E num segundo momento é Tito Flamínio, personagem da primeira versão de O cemitério dos vivos: “Estava deitado no dormitório que me tinham marcado e ele chegou [o guarda] à porta e perguntou: - Quem é aí Tito Flamínio? – Sou eu, apressei-me”.
Outro detalhe é que o narrador relata que a mãe está em casa. A mãe de Lima Barreto, dona Amália Augusta Barreto, morreu em dezembro de 1887, quando ele tinha seis anos de idade. Menciona um filho doente, embora o autor não tivesse filhos e não haja registro de qualquer tipo de união com uma mulher: são apenas personagens ficcionais citadas no corpo do suposto diário, como transcrito abaixo:

Aborrece-me este hospício; eu sou bem tratado, mas me falta ar, luz, liberdade. Não tenho meus livros a mãos; entretanto, minha casa, o delírio de minha mãe... Oh! Meu Deus! Tanto faz, lá ou aqui... Sairei desta catacumba, mas irei para a sala mortuária que é a minha casa.
Meu filho ainda não delira; mas a toda hora espero que tenha o primeiro ataque. (....) Minha mulher faz-me falta, e nestas horas eu tenho remorsos como se a tivesse feito morrer. Logo, porém, como vem de mim ou de fora de mim uma voz que me diz: é mentira.

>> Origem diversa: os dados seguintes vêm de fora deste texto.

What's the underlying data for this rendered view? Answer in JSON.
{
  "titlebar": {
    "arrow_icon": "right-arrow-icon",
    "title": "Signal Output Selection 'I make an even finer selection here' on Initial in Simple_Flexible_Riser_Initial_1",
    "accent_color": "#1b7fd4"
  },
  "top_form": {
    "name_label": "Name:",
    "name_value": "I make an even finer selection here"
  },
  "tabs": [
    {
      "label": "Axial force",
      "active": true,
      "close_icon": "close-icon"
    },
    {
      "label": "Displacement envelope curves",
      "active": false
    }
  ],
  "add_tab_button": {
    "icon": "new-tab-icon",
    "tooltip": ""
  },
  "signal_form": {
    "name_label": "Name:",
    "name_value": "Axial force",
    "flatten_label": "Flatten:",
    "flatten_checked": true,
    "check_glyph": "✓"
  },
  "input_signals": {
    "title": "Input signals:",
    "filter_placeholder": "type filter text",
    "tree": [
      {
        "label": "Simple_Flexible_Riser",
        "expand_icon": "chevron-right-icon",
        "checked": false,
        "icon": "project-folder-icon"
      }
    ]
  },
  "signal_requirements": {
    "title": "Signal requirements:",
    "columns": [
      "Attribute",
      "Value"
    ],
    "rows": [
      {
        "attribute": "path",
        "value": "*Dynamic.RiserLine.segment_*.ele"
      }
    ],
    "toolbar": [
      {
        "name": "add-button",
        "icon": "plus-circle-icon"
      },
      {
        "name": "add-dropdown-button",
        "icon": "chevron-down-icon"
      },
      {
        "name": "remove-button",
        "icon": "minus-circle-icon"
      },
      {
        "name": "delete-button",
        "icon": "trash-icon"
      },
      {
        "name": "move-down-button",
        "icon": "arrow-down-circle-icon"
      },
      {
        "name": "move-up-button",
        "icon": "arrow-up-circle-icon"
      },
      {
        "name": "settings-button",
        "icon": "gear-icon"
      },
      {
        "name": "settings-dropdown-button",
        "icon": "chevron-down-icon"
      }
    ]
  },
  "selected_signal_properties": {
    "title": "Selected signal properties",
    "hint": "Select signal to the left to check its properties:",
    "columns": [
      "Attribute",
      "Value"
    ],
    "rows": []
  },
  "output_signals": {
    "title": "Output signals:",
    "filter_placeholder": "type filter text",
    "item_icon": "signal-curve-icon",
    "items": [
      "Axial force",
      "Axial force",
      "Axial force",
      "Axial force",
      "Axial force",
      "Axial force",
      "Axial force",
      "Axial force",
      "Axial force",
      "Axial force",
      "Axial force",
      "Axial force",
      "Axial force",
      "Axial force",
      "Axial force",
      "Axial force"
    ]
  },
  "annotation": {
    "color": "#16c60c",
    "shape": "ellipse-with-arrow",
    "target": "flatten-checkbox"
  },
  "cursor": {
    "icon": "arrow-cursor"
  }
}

Todos esses detalhes levam a crer que se trata de um texto ficcional, que procura atender as exigências estéticas de Lima Barreto: de autenticidade, de comoção do leitor, de diálogo, que seriam favorecidas pela narrativa em primeira pessoa. A narrativa centrada no sofrimento humano seria um meio de estreitar as diferenças entre os homens. N’O Diário do hospício, que pela estrutura deveria ser chamado de Memórias do hospício, Lima Barreto, volta a valorizar o testemunho, a narrativa introspectiva para trazer ao leitor a experiência da solidão.
O texto do diário desperta a atenção ao primeiro contato. Inicialmente pelo título e num segundo, o mais atrativo ao leitor, pelo conteúdo: o cotidiano no hospício, no melhor estilo “baseado em fatos reais”. O narrador facilmente envolve o leitor, devido às situações narradas e à maneira como o faz: usa de linguagem simples e adequada ao tom confessional do texto.
Possivelmente esse tom verossímil que se apresenta na narrativa limana é um recurso a mais para atrair a atenção dos leitores, que, provavelmente durante o inicio do século XX interessavam-se por narrativas de diários e principalmente tratando-se de um assunto tão polêmico que era um tabu na época, a loucura.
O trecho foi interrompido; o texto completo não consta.